Soft money was easy to justify in its original guise. But no one can defend the quadrupling of that money between 1992 and 1996 or the fact that, while individual contributions to federal candidates are limited to $1,000, three corporations and two unions each gave more than $1 million in soft money to the Republicans or Democrats.
That is why a bipartisan task force of freshman Democrats and Republicans made the abolition of soft money the first plank of the bill they filed earlier this month. That is why Reps. Christopher Shays, R-Conn., and Marty Meehan, D-Mass., co-sponsors of the bipartisan bill that both Clinton and Common Cause have been praising, separated the soft money provisions from more controversial parts of the measure, such as spending limits.
Last week, Sen. John McCain, R-Ariz., a co-sponsor of the companion bill in the Senate, indicated he was ready to "scale it down and make it harder to vote against." His partner, Sen. Russ Feingold, D-Wis., is holding out for voluntary spending limits on candidates -- at least for now. But the League of Women Voters, a major nonpartisan advocate of reform, rolled out an advertising campaign last week for a bill that bans soft money but omits spending limits. Former Vice President Walter Mondale and former Sen. Nancy Kassebaum Baker, co-chairmen of a bipartisan panel named by Clinton to promote reform, have taken the same approach.
The problem is that while banning soft money is necessary, given the way both Clinton and the Republicans abused it in 1996, it is not sufficient to deal with the campaign finance problems. By itself, it would further weaken the political parties, while encouraging interest groups, with their political action committees, independent expenditures and issue-advocacy ads, to become more dominant forces in elections, thereby increasing their influence in Washington.
That is why almost all the slimmed-down bills have additional features, including efforts to regulate ads from outside groups, to provide free air time to candidates or to let the parties give candidates more help from legitimate sources. But many of these add-ons are likely to be jettisoned in the effort to shut down the soft money window.
I have great admiration for the backers of these bills, especially the handful of freshmen who stood up to enormous pressure from their party leaders and campaign chiefs to abandon the try.

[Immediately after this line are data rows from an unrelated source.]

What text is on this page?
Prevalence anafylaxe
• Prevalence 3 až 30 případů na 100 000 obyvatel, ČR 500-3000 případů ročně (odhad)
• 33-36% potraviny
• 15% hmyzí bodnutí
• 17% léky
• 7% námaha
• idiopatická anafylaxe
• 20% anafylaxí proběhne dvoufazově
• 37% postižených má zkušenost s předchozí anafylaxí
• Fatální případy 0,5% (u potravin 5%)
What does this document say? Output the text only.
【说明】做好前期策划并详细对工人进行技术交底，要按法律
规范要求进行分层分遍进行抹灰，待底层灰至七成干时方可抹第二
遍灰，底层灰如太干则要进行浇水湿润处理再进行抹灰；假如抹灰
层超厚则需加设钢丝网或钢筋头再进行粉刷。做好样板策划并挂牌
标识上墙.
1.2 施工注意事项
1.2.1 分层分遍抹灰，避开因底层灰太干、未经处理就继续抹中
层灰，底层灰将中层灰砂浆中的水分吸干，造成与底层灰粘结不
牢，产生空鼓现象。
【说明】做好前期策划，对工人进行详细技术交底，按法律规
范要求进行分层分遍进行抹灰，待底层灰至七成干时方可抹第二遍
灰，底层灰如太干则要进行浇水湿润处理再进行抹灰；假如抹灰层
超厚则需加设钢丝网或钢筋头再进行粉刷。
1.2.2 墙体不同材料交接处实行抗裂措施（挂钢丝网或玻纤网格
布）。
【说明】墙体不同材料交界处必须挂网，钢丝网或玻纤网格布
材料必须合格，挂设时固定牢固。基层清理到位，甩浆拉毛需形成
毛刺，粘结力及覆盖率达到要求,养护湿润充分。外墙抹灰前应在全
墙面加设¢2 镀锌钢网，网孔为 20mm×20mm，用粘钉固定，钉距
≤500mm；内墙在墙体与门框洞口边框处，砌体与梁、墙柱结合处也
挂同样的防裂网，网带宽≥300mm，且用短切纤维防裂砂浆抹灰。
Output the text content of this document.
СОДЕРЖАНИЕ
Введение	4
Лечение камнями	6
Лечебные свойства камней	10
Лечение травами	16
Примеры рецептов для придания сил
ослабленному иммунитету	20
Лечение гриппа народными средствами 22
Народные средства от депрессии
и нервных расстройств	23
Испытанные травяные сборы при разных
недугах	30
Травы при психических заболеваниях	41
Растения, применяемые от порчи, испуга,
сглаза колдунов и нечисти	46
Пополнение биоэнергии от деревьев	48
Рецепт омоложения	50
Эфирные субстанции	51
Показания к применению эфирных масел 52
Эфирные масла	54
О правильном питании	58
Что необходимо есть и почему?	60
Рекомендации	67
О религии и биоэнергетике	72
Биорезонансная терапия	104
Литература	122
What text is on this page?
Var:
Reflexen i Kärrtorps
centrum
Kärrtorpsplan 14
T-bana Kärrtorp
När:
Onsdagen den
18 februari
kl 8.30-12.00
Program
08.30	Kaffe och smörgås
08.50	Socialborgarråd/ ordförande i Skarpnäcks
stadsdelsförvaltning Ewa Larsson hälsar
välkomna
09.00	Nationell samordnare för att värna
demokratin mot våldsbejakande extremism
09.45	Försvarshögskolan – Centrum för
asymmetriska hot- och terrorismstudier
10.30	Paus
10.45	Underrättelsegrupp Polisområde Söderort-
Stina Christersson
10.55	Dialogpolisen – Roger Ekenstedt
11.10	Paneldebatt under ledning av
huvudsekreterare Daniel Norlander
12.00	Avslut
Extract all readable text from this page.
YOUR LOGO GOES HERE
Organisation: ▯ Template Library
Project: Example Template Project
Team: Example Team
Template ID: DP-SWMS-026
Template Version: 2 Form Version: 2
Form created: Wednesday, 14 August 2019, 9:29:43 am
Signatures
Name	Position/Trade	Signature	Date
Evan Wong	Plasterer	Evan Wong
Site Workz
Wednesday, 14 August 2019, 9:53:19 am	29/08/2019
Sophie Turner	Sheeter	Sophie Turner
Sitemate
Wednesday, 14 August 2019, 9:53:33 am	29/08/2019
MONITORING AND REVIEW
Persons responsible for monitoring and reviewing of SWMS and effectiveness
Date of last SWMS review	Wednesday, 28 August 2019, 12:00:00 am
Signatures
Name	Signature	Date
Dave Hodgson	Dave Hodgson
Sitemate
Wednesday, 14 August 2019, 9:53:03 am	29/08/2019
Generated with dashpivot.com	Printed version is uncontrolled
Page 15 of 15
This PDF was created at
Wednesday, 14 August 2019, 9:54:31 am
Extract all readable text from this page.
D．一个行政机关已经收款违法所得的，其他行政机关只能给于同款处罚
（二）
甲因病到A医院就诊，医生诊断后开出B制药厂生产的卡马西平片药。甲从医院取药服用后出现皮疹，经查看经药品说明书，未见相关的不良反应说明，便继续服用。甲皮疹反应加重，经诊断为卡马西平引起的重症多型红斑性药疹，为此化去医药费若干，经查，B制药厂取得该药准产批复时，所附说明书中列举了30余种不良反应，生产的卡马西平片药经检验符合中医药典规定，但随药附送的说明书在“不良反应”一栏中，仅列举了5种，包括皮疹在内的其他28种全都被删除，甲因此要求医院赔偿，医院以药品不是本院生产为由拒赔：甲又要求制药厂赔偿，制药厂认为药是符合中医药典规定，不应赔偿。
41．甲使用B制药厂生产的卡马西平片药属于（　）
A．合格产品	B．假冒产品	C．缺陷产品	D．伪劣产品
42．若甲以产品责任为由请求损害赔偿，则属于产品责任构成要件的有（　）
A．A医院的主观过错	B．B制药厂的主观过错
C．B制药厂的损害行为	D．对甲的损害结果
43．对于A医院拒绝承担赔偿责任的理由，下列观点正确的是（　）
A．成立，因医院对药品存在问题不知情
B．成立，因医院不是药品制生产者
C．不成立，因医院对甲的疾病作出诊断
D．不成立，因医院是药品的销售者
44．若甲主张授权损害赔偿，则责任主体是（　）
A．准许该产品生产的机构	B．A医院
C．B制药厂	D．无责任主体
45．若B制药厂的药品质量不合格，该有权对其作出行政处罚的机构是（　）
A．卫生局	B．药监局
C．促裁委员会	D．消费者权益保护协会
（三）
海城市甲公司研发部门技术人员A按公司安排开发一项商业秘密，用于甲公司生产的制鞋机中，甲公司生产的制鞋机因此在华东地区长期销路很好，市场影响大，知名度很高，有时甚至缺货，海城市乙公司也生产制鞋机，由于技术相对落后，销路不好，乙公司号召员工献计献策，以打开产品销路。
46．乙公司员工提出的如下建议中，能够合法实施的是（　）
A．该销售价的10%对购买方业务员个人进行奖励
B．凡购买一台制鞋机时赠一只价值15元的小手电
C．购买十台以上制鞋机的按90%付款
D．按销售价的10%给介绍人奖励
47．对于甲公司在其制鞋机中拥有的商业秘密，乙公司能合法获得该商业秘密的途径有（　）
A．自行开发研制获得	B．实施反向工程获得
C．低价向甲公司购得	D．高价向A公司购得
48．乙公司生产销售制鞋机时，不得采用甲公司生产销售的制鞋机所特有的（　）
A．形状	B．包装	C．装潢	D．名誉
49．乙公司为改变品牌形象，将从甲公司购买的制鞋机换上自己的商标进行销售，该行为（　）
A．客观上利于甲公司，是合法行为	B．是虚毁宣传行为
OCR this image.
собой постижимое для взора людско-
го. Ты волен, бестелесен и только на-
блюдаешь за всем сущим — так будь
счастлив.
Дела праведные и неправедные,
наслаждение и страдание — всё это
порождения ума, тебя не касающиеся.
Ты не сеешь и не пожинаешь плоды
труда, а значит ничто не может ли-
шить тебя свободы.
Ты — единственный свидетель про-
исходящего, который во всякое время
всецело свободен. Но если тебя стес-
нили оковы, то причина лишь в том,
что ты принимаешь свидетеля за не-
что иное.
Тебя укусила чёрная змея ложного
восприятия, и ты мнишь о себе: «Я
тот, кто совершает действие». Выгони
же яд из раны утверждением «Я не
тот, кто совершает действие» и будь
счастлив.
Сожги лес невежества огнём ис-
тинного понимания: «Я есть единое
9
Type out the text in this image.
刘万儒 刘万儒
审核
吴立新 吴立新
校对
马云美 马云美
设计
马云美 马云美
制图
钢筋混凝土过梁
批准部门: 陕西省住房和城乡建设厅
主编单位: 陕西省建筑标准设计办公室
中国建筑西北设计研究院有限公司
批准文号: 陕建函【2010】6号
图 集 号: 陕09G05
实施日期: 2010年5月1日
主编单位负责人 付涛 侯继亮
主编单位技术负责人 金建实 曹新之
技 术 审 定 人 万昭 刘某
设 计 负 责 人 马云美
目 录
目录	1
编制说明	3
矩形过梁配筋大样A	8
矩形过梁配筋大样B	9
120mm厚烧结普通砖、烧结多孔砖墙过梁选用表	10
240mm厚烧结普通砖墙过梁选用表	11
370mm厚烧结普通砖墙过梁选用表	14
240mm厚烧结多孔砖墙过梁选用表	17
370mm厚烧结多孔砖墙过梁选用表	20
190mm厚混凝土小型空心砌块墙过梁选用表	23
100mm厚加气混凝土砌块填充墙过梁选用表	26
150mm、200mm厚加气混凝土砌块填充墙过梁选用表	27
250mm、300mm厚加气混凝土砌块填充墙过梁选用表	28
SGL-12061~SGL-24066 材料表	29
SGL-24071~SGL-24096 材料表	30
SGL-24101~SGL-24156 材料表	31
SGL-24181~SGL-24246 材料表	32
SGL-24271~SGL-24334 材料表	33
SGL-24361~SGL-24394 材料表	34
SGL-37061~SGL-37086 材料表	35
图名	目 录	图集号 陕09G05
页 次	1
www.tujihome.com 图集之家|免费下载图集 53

But many of them recognize this is just a start. It makes sense that if Congress passes a ban on soft money this year, which is still no sure thing, that it also create a commission to recommend further action. A bipartisan House bill calling for such a commission has gained 77 sponsors. It could look at disclosure, enforcement, independent expenditures, issue ads, free air time and spending limits -- all the tough problems -- and come up with a balanced set of proposals.
An immediate ban on soft money and a nonpartisan commission whose recommendations would be guaranteed fast-track consideration -- no filibusters -- would go a long way toward breaking the gridlock on campaign finance reform.
David Broder is a columnist for the Washington Post.